Friday, February 01, 2008

Hermeneutics and Ecclesiology

One's hermeneutical principles and one's ecclesiology are inseparable.

The biblicist approach makes no sense without the free church tradition and revivalism. If the church is only a practical arrangement to foster the spiritual development of individual Christians, then one must have a hermeneutical approach rooted in abstract theories of interpretation.
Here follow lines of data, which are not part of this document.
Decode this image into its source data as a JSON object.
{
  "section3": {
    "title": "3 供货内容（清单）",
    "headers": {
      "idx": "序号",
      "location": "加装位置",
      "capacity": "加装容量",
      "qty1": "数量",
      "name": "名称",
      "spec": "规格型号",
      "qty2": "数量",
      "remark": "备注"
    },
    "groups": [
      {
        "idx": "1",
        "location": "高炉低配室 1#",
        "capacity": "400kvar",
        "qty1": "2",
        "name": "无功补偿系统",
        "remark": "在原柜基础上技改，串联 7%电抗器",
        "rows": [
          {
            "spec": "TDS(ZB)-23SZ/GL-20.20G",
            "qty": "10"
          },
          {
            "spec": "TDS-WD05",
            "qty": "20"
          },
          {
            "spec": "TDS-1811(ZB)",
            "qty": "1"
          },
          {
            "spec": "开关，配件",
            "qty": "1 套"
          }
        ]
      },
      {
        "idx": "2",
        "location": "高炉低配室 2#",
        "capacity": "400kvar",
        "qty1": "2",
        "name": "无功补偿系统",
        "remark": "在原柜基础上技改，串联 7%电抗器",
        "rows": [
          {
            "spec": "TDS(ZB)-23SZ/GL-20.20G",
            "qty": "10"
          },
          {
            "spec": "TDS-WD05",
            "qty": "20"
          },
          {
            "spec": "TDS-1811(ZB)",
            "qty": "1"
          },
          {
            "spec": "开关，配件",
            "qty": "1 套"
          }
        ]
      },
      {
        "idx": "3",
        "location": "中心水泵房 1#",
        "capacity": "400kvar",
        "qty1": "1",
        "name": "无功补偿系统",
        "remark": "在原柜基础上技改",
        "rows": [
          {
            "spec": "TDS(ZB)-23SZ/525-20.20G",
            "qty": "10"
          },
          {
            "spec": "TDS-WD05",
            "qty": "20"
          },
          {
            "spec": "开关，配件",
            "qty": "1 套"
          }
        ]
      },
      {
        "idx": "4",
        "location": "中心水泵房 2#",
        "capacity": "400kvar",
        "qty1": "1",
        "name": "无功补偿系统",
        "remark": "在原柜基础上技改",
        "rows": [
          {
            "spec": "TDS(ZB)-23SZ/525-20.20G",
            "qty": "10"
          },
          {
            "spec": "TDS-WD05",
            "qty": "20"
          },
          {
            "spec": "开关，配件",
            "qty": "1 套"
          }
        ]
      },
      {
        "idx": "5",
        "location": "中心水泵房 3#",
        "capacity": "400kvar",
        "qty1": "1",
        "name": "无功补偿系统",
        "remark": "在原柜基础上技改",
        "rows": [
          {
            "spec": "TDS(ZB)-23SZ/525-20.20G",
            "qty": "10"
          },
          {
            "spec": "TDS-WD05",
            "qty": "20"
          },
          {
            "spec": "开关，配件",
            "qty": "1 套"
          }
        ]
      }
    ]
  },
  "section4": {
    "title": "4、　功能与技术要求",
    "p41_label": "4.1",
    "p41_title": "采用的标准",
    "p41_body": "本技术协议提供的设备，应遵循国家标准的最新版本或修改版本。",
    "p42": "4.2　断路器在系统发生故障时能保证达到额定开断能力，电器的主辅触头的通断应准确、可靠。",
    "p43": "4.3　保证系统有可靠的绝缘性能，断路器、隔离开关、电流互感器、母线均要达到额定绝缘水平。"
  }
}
Reading the Bible within the scope of tradition means one is showing deference, indeed commitment to the idea that the Church is a living entity that has unfolded through time. Here, one pays attention to the way the scripture is actually read in real, particular and concrete instances. It entails the rejection of abstract theory and universal principles as the foundations of proper Bible reading.


Alice C. Linsley said...

Yes, ideally our approach to interpretation of Scripture and our understanding of the Church should be consistent and of one piece, but this assumes that people reason logically. Unfortunately, there is so much muddled thinking today that one finds people who clings to old rituals and ceremony while embracing revisionism. Louie Crew is an example.

Alice C. Linsley said...

BTW, Father Peter, you'd appreciate my "Response to Dorothy Sayers' 'The Lost Tools of Learning'". You may read it here:

Father Ron said...

What a wonderful and scholarly woamn you have on your blog list. Did you know that she was once an Anglican priest - before being inhibited by Bishop Saul, and is now in opposition to the ordination of women? I wonder what changed her mind?

Alice C. Linsley said...

Father Ron, There are many inter-related reasons. I explain some of the research that helped me make that decision here:

Thanks for your kind words. I like your blog!